Post
Topic
Board Hardware
Re: Received BFL Jalapeño Today!
by
Phinnaeus Gage
on 30/04/2013, 05:55:48 UTC
In the real world people can wait for many months for a house to be built with a deposit much larger than the cost of a BFL device, and they are perfectly happy with that, as long as the builder doesn't go bust and they get their house in the end.

In the real world, having just had a house built I know how this works.  The builder has compulsory insurance should they default before the house is finished.  The insurance company would pay and I would have an angry bank chasing the builder (the bank paid the money, not me).  In the real world we all know if BFL goes belly up before a customer's order is shipped there's basically nothing that can be done.  A BFL asset sale would maybe return 5c in every dollar.

I also had a due date for the house and it was finished two months ahead of schedule.  BFL has missed promised shipping dates since October 2012.

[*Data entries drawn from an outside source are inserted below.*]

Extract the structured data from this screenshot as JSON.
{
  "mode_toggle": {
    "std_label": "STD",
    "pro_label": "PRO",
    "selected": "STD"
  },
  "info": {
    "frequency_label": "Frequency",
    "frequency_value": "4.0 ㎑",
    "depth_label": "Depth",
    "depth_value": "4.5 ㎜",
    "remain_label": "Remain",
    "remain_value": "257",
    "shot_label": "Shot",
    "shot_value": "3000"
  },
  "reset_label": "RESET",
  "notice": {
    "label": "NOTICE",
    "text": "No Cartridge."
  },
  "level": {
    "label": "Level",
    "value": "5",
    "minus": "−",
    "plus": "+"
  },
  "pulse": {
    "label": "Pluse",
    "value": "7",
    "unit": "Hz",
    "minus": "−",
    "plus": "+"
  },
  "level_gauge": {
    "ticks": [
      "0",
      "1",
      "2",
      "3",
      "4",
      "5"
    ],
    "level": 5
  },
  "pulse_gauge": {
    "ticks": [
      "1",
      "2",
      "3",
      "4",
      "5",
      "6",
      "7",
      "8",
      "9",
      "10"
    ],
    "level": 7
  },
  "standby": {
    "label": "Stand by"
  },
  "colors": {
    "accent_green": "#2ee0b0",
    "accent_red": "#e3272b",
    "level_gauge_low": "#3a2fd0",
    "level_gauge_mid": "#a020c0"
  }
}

Apologies for the quick aside:

Back in the late 80's in Brentwood, TN, I was in the kitchen of Amy Grant's home watching her in tears while the new builder explained to her why 90% of the drywall needed to be removed from her almost finished home, originally built by an inept contractor.

It was to get to the faulty wiring and plumbing, with the rest of the walls needing replaced after they jack up the house and repair the foundation. The reason for not tearing down the home and rebuilding it from scratch eludes me, but it was a magnificent home on a prime piece of property perched on a hill, with a panoramic view one would die for.

The inept contractor was building 11 other homes at various stages of completion when he went belly-up. I picked up three more of these homes to do similar repairs, one of which was even more magnificent than Amy's beautiful home.